Maniement complexe du matériel : Utiliser un dripper nécessite de verser régulièrement quelques gouttes d’eliquide sur la résistance. Si vous réalisez cette opération en conduisant, votre attention est détournée de la route et vos mains ne sont pas sur le volant. Là encore, un agent peut considérer que ce comportement est dangereux.
L’aspect suspect de la cigarette électronique : Certains policiers, mal informés, peuvent encore croire qu’il s’agit d’un dispositif illégal ou juger que vous êtes en train de fumer une substance interdite. Il est donc essentiel d’expliquer clairement qu’il s’agit d’une ecig légale, si vous êtes contrôlé.
Distraction avérée : Même si votre dispositif est simple, manipuler un bouton, vérifier le niveau de batterie ou de liquide, ajuster la puissance, etc., peut vous mettre en faute si vous n’êtes pas en mesure de réagir vite à un événement sur la route.
Cependant, il ne faut pas non plus diaboliser la pratique. Dans la plupart des cas, les forces de l’ordre font preuve de tolérance si elles constatent que la cigarette électronique ne nuit pas à votre conduite. Les verbalisations pour vapotage au volant sont encore rares, même si elles existent.
5. La question de la fumée (ou plutôt de la vapeur) et de la visibilité
L’article R.412-6 mentionne que « le champ de vision ne doit pas être réduit par (…) l’apposition d’objets non transparents sur les vitres ». Certes, la vapeur n’est pas un objet, mais on pourrait considérer qu’un nuage dense est « non transparent » et qu’il réduit la visibilité. Certains vapoteurs pratiquant le power vaping ou le cloud chasing (gros nuages) se trouvent potentiellement dans cette situation, surtout dans un environnement clos comme l’habitacle d’une voiture.

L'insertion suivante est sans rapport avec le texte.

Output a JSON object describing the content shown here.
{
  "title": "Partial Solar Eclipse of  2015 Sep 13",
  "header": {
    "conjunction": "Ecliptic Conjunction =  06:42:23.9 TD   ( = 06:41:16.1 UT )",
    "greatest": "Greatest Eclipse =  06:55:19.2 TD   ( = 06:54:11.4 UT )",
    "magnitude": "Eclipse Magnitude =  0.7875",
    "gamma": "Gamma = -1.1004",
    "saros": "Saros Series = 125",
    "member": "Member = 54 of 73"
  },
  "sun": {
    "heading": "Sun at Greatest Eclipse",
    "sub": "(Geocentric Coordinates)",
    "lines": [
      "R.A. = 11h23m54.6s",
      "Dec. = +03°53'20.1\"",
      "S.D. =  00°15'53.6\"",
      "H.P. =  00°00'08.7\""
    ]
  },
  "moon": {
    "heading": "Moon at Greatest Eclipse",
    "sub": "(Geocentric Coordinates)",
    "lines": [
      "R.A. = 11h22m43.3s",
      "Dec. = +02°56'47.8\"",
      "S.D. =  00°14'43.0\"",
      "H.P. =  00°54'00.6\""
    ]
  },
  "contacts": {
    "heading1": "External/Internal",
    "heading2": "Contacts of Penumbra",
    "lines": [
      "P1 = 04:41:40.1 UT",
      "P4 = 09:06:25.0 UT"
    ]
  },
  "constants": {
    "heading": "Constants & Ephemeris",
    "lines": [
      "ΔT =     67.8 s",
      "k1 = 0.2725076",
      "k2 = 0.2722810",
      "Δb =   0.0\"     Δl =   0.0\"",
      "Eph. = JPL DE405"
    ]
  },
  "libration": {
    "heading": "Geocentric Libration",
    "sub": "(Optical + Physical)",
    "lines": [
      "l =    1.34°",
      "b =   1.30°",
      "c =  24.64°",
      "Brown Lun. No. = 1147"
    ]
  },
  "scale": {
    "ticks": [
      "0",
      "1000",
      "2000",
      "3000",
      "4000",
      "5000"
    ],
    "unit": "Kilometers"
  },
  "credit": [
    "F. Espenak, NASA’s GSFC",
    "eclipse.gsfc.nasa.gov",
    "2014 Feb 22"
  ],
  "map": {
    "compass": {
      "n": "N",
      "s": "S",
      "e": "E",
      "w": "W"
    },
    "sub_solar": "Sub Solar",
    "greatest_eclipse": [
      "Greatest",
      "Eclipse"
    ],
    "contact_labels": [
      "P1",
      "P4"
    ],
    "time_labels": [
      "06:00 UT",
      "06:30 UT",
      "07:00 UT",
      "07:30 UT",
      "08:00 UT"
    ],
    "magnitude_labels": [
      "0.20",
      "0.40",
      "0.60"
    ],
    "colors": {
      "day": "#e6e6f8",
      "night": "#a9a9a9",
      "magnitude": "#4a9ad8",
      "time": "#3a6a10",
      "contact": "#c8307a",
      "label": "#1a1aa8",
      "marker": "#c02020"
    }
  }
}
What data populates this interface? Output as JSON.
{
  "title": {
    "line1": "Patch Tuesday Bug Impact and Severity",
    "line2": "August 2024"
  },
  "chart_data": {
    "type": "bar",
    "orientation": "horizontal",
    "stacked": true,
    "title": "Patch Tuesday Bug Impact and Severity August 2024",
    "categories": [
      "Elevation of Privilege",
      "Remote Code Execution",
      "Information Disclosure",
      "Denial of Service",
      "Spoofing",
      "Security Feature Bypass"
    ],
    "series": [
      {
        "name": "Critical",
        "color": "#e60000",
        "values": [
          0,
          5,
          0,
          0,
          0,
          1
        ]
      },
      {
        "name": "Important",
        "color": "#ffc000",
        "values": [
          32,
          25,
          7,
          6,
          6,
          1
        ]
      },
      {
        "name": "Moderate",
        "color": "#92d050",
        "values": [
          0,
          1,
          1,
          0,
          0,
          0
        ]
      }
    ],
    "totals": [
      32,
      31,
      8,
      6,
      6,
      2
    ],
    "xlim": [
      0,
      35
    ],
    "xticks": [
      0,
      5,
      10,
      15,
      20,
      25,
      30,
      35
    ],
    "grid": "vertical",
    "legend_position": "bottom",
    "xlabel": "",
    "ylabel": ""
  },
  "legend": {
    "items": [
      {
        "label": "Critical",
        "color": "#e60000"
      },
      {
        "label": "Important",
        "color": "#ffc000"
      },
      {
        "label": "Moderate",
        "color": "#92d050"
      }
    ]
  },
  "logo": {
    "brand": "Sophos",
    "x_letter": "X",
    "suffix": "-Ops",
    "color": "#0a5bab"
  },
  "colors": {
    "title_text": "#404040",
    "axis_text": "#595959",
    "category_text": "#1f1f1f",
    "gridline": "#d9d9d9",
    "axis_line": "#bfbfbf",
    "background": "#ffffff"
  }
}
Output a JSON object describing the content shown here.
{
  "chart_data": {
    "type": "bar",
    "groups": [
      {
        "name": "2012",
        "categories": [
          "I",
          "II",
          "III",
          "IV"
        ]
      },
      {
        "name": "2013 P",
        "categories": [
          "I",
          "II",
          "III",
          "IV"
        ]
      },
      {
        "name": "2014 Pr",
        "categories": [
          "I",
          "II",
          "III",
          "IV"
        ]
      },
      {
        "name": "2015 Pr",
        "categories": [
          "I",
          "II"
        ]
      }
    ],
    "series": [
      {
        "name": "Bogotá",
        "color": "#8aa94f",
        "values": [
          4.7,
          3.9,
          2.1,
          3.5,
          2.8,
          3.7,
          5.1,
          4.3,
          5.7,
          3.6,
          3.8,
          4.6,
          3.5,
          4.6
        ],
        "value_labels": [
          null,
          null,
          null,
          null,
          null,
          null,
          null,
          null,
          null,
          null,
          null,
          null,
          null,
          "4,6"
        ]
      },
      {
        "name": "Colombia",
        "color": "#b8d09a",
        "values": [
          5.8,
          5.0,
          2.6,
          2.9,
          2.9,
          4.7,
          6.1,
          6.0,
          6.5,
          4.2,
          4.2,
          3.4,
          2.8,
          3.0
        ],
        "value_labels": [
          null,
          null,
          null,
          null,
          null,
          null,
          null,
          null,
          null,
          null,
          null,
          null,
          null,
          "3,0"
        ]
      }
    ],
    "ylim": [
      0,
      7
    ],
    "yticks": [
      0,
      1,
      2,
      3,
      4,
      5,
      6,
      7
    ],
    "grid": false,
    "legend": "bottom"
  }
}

Imaginez que vous soyez à un feu rouge, vous profitez de l’arrêt pour tirer quelques longues bouffées de votre e-cig. Lorsque le feu passe au vert et que vous devez démarrer, la vapeur n’a pas nécessairement eu le temps de se dissiper et peut perturber vos premiers instants de conduite. Cela peut suffire à justifier une observation d’un agent de police, voire une verbalisation, s’il estime que vous n’étiez pas en mesure de voir clairement.
Par ailleurs, il ne faut pas négliger l’impact visuel que peuvent provoquer de grandes volutes de vapeur sortant des vitres d’une voiture. Certains conducteurs peuvent être perturbés, se demander si un incendie ne s’est pas déclaré dans le véhicule, ou encore s’inquiéter de la nature de la fumée. Cela peut générer un stress inutile sur la route. Pour éviter ce genre de malentendu, mieux vaut vapoter discrètement, avec du matériel adapté à une production de vapeur plus « raisonnable ».